The new »Drecksack« brings together other East German musicians such as Max Baum (A Thousand Tons of Fruit), Alexander Krohn (Britannia Theater) and Olaf Tost (The Others). “The GDR is not like you describe it,” Günther never heard again after 1989. In keeping with this, you will find valuable contributions from GDR underground music luminaries Ronald Galenza and Henryk Gericke. Key Pankonin (I function) and a text about Kiev Stingl also made it into the magazine. Both performed 30 years ago at the nationwide “Social Beat Festivals” in East Berlin, which I helped organize.

Stingl’s performance at Chocolate was the best of his life. On the Pfefferberg site, where an underground book fair full of toxic waste was taking place for days, Stingl clashed with the Braunschweig local poet Sir Jan Off. Stingl, who hovered over the area with a joint as voluminous as a stovepipe, had indecently hit on Off’s girlfriend and was threatened with a beating. Months later, Stingl said on Hesse television: “Social beat is like going to a woman you don’t desire.”

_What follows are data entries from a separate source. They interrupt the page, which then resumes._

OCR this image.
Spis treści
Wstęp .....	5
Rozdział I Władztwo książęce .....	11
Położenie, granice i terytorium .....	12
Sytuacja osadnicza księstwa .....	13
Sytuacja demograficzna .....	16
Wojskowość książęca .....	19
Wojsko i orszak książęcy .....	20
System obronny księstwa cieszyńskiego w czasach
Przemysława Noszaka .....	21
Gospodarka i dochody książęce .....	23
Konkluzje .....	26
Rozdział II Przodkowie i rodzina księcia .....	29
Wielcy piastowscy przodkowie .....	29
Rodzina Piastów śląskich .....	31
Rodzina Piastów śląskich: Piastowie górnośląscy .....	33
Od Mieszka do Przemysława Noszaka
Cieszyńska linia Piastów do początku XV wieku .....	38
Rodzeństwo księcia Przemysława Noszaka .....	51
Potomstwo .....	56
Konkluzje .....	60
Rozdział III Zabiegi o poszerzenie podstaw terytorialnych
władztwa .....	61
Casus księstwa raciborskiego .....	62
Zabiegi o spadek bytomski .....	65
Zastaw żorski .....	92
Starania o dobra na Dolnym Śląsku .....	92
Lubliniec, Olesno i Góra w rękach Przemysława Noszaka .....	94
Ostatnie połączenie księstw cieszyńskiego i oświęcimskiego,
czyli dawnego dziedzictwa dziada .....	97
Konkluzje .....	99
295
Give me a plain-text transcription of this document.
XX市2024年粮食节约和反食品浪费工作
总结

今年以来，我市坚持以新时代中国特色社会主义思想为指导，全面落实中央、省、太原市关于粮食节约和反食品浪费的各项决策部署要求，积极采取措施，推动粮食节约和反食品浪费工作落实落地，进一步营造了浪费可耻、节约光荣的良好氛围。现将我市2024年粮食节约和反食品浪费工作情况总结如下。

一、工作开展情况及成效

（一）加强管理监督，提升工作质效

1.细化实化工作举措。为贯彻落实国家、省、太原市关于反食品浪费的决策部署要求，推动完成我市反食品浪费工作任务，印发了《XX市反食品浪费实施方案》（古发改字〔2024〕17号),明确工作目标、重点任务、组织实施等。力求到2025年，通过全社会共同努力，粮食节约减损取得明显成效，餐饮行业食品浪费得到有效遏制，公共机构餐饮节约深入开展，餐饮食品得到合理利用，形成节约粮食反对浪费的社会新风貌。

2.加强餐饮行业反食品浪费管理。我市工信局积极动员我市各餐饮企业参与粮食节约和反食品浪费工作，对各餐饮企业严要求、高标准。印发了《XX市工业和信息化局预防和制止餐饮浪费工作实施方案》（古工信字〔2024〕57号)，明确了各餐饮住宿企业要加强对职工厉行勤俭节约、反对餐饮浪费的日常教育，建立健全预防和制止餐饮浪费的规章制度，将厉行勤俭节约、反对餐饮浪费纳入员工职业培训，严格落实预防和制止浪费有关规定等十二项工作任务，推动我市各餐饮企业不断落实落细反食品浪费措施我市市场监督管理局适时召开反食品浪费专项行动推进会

Only a tiny poem by a woman made it into the “dirtbag.” There is a need for explanation. Women have always led the way in music history. The focus of the issue is clearly on the GDR and (East) Berlin. There were more women there in pop and hits. Women had a much harder time in the East underground than in the West underground.

The West itself only appears marginally in the current “dirtbag”. Stingl is there, a surf poet from the Palatinate (best text in the magazine), and laudably the Krautrock legend Guru Guru is honored. What’s also interesting is what doesn’t exist: the most important illegal GDR festival in Steinbrücken (Nordhausen/Thuringia) is not mentioned at all.